A Catarina Sousa é um bom exemplo disso. Passámos o último ano a falar imenso sobre escrita, sobre literatura, sobre editoras e sobre todo este universo. Quando ela me disse que estava a escrever um livro, torci imenso por ela mesmo sem fazer a mínima ideia sobre o que seria. Quando me pediu para a ajudar com editoras, fiquei mais do que feliz por dar a minha opinião e experiência. Porque se não podemos partilhar aquilo que temos com os outros, de que nos serve guardar só para nós? O livro dela já saiu, chama-se “Licenciei-me… E agora?” e é um guia actual e cheio de dicas para os jovens. Diverti-me imenso na apresentação do livro e fiquei emocionada com a quantidade de gente que lá foi apoiá-la, com as histórias que se partilharam e simplesmente por ver mais uma pessoa a enriquecer esta arte e a fomentar a leitura.

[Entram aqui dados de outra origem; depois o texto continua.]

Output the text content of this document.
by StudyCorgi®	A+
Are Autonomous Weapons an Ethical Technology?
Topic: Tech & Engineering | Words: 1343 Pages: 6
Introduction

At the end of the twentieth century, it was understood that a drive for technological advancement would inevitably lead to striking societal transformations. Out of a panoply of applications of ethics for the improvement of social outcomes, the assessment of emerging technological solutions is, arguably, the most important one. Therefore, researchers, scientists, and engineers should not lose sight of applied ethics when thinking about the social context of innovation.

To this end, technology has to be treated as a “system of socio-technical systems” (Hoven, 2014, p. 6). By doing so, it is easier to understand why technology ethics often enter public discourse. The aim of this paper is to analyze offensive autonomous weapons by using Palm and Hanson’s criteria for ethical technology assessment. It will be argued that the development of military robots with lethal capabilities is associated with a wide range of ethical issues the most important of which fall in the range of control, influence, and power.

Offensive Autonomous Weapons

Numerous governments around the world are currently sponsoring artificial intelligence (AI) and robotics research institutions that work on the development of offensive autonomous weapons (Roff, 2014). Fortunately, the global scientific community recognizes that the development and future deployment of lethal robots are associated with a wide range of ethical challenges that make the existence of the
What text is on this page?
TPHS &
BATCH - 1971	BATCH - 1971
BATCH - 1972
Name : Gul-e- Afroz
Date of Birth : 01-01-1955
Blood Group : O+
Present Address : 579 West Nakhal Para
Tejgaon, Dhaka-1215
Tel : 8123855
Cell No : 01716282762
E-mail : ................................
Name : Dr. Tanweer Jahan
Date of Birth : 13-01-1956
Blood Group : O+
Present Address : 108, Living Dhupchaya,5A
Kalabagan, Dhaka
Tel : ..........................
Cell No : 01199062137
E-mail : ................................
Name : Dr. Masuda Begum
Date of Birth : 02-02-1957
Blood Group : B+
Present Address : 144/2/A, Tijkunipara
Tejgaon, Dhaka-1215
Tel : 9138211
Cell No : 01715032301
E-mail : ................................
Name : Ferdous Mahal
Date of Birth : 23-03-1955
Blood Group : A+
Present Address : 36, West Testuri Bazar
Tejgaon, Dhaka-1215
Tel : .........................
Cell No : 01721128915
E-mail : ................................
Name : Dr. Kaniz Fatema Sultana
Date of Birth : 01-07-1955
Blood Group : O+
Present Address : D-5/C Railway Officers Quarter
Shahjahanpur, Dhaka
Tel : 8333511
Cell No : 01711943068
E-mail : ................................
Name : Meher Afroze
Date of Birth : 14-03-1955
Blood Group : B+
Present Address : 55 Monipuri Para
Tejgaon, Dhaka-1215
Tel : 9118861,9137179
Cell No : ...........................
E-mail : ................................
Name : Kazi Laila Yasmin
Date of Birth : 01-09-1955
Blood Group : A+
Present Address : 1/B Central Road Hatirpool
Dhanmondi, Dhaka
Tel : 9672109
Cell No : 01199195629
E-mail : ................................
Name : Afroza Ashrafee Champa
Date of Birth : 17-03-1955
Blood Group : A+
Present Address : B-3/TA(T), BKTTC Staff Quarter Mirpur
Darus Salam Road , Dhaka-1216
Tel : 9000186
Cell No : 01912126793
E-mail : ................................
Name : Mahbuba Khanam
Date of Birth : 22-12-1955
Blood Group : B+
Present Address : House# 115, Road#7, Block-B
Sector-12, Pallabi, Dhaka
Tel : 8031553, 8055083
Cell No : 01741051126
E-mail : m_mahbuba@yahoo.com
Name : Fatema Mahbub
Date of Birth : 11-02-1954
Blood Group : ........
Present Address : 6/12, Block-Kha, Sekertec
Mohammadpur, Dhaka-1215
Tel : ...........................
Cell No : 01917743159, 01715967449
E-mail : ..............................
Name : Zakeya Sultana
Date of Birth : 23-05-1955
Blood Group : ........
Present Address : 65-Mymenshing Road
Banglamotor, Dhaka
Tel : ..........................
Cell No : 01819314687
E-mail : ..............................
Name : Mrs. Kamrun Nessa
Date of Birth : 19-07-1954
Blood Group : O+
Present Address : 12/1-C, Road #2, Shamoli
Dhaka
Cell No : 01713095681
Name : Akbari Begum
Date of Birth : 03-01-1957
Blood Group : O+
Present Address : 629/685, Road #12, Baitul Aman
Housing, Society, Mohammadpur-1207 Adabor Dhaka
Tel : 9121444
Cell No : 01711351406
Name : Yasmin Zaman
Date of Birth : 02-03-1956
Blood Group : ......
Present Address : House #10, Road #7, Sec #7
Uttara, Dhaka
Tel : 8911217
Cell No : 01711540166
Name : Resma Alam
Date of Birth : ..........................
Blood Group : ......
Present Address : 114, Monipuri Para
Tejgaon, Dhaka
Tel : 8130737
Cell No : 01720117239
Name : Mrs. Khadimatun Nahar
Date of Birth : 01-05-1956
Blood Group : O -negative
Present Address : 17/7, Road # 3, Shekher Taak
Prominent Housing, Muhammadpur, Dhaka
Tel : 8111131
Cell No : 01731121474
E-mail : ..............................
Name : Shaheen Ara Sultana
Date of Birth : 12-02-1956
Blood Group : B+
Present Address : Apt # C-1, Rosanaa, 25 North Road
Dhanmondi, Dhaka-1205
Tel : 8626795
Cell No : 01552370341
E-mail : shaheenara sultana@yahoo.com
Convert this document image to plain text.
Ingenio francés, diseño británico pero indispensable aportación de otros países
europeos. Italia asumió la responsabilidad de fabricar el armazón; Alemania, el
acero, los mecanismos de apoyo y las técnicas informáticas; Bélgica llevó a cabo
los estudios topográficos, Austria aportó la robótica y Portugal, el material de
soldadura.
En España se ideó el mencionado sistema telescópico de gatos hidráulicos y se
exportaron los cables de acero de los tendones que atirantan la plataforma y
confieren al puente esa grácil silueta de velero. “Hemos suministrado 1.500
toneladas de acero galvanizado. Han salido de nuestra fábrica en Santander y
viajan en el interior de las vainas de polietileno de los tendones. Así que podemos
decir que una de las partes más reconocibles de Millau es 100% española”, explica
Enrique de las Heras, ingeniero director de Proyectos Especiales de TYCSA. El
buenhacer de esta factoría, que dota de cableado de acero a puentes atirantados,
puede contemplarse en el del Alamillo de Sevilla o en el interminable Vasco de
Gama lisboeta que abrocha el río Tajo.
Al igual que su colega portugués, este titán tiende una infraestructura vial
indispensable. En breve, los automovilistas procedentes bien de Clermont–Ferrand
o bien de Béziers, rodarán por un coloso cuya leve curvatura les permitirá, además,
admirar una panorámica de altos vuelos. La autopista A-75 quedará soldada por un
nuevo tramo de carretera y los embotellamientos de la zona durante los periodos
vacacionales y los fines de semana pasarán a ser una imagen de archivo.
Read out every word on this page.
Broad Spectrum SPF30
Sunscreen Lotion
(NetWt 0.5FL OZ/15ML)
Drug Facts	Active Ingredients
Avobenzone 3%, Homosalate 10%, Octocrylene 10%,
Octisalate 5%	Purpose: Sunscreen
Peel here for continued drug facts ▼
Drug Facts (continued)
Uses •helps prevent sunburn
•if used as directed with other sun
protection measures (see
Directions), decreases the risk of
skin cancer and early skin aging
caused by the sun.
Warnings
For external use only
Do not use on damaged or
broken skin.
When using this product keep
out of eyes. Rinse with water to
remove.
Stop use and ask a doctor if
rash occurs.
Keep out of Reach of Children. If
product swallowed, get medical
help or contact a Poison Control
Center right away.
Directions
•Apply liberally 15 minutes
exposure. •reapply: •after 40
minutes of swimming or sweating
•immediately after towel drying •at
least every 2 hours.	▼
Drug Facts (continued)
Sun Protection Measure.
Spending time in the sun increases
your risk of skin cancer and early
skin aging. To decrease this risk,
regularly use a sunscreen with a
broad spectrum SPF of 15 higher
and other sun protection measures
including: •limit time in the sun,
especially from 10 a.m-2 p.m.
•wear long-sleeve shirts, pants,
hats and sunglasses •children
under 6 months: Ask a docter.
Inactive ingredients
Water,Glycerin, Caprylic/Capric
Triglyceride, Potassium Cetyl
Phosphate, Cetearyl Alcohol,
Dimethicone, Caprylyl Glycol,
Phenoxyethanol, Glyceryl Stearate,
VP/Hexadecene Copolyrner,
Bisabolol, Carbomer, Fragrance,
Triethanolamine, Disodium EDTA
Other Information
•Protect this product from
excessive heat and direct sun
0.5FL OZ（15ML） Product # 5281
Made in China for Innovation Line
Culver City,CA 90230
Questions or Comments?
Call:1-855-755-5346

Já a Patrícia Ferreira foi uma surpresa muito engraçada. Contactou-me pelo Instagram, falou-me das suas experiências, dos seus gostos literários e fomos trocando impressões. Até que eu percebi que a Patrícia, que agora tem 23 anos, tinha escrito um livro quando ainda estava na escola. E só isso já é absolutamente inspirador. A “Ameaça de um Anjo” é um romance Young Adult de quase 600 páginas. 600 páginas!! E ela é um dos casos que já tinha falado neste post: foi publicada pela Chiado Editora que editou o seu livro mas ela ficou com a responsabilidade de os vender e neste momento tem em sua posse centenas de exemplares. Mas quando temos 16 anos e escrevemos o nosso primeiro romance, aceitamos tudo.

Estes são dois exemplos de sucesso que estou a torcer, não obstante serem minhas, vá, concorrentes. O livro da Catarina está nas lojas normais e online como na Fnac e, para quem gosta de literatura fantástica, o livro da Patrícia não está nas lojas físicas mas podem comprar online na Bertrand ou directamente a ela para a ajudarem a escoar o stock que tem em sua casa. Vejam os seus contactos aqui.

Custou alguma coisa? Claro que não. Sermos uns para os outros neste mundo cão é o que faz a diferença na (nossa) vida.